An
Introduction to Object Oriented Programming, Classes and Inheritance (in
Python)
What is Object
Oriented Programming?
Object Oriented
Programming (OOP) is based on the idea of classes and objects. It organizes a computer
program into basic, reusable blueprints of code or “classes.” These classes are
then used and reused to create new and unique objects with similar functions.
What is a Class?
Data structures like lists and strings
are extremely useful, but sometimes they aren’t enough to represent something
you’re trying to implement. For example, let’s say we needed to keep track of a
bunch of pets. We could represent a pet using a list by specifying the first
element of the list as the pet’s name and the second element of the list as the
pet’s species. This is very arbitrary and nonintuitive,
however – how do you know which element is supposed to be which?

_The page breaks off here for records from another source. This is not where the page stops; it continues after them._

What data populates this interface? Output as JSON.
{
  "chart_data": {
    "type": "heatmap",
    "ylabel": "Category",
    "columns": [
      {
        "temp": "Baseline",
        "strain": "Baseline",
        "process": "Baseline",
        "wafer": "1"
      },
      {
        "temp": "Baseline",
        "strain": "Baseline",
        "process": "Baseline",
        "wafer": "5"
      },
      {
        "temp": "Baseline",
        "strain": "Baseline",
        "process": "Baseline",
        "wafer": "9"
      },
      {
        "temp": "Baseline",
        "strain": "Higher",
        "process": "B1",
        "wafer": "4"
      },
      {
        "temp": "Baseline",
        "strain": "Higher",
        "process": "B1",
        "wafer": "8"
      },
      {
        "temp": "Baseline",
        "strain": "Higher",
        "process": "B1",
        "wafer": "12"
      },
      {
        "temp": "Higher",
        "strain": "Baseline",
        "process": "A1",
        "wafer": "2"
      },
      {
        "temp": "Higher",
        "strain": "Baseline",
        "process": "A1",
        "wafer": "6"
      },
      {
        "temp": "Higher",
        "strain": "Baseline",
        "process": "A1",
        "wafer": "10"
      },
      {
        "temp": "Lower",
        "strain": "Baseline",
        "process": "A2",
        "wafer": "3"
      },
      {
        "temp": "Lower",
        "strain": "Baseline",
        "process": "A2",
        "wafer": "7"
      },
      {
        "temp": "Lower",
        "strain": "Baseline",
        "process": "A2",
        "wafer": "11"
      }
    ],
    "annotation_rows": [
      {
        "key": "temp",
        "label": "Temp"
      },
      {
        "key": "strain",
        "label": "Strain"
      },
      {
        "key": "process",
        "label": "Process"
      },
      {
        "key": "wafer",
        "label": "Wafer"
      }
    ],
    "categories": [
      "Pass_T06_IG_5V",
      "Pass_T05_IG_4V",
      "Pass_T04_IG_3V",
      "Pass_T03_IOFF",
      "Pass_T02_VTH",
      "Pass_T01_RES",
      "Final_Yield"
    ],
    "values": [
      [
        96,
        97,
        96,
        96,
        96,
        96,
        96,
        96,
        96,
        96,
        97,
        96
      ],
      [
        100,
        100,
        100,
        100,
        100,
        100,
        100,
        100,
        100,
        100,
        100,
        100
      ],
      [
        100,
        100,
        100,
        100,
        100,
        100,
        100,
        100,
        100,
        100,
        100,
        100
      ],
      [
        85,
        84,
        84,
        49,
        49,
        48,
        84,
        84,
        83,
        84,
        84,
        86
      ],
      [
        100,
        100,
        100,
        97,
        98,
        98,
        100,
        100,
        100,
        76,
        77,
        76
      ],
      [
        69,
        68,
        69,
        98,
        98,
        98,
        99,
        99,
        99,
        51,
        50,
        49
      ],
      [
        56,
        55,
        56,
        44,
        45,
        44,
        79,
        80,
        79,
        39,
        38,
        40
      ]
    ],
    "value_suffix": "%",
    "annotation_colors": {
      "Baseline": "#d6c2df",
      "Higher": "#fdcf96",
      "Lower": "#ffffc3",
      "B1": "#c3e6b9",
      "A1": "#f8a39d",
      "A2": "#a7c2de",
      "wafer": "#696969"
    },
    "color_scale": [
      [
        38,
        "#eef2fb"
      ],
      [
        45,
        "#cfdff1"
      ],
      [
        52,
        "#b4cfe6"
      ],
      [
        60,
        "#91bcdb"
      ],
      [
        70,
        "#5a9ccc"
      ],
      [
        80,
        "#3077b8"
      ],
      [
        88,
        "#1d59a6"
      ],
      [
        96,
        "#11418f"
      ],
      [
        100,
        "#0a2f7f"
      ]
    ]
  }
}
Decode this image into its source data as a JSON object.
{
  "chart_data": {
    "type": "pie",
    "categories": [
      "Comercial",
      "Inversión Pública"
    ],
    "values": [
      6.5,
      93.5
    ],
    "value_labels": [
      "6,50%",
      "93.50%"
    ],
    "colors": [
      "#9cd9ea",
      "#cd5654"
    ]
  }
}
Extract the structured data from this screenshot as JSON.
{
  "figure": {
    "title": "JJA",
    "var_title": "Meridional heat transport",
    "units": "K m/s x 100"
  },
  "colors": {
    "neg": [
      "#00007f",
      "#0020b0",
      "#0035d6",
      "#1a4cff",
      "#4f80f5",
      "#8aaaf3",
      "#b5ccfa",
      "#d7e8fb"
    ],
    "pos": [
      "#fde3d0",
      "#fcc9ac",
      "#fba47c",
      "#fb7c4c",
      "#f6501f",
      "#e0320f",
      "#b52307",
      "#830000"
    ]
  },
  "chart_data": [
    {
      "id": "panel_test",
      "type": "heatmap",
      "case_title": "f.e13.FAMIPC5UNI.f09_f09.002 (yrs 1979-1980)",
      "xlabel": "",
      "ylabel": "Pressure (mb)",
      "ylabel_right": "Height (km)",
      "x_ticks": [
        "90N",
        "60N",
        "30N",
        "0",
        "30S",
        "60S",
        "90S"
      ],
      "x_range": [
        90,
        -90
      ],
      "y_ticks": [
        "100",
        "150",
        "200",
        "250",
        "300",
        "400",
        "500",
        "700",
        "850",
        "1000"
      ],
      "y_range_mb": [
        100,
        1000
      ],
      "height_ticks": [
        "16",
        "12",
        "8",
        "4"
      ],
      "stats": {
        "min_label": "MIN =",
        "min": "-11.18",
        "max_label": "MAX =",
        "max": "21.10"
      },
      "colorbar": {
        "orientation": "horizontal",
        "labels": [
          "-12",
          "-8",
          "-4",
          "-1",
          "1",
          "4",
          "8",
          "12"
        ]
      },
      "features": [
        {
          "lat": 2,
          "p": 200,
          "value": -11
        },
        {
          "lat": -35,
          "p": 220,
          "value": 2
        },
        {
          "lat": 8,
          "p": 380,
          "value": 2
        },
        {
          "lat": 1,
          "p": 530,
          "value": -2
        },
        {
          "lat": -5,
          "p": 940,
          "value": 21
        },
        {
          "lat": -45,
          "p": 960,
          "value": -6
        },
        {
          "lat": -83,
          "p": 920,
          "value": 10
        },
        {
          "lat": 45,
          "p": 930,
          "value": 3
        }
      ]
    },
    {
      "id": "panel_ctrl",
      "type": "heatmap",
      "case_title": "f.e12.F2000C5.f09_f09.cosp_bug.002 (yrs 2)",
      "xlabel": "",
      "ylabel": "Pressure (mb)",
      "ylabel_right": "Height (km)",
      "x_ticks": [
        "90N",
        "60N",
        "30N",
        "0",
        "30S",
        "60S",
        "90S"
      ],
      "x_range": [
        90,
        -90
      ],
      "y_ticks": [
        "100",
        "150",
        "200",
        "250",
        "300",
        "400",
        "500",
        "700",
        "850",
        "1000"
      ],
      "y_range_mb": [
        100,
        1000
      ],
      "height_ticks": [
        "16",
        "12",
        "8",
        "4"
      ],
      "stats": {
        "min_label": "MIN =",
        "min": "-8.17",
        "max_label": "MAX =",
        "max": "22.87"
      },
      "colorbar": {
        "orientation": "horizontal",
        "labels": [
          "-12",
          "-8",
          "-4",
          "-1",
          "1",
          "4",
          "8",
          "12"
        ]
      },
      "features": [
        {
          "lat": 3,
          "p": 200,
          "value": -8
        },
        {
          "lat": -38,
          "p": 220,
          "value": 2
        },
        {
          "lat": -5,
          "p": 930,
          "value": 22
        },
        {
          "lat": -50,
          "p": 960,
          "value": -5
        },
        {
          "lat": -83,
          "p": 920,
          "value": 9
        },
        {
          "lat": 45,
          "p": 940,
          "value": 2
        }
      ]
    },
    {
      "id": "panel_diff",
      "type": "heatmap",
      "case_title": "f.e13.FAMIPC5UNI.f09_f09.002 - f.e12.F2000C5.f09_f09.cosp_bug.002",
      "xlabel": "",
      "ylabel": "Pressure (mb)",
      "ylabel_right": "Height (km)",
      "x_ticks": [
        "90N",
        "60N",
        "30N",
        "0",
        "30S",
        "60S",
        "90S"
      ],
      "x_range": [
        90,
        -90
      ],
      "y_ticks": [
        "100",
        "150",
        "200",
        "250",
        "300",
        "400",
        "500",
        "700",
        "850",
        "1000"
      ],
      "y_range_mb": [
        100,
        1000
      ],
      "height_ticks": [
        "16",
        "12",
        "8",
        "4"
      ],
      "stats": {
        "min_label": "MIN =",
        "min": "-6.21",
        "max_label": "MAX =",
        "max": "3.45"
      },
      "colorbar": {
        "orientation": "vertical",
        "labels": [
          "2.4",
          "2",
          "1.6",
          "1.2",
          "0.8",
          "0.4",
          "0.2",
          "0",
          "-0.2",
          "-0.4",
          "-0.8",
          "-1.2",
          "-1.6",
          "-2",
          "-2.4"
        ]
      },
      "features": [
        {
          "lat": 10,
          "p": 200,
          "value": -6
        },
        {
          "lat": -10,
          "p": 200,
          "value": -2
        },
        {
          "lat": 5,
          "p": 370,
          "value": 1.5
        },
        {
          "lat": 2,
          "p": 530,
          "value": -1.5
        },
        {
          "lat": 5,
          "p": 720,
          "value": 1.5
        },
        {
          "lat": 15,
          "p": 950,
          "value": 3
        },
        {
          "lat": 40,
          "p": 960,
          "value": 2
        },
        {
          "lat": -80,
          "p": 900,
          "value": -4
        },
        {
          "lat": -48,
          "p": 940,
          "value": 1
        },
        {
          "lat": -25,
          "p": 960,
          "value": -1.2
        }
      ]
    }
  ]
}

Classes give us the ability to create
more complicated data structures that contain arbitrary content. We can create
a Pet class that
keeps track of the name and species of the pet in usefully named attributes
called name and species, respectively.
What is an Instance?
Before we get into creating a class
itself, we need to understand an important distinction. A class is something
that just contains structure – it defines how something should be laid out or
structured, but doesn’t actually fill in the content. For example, a Pet class may say that a pet needs to
have a name and a species, but it will not actually say what the pet’s name or
species is. This is where instances come in. An instance is a
specific copy of the class that does contain all of the content. For example,
if I create a pet polly, with name "Polly" and
species "Parrot", then polly is an instance
of Pet. This can sometimes
be a very difficult concept to master, so let’s look at it from another angle.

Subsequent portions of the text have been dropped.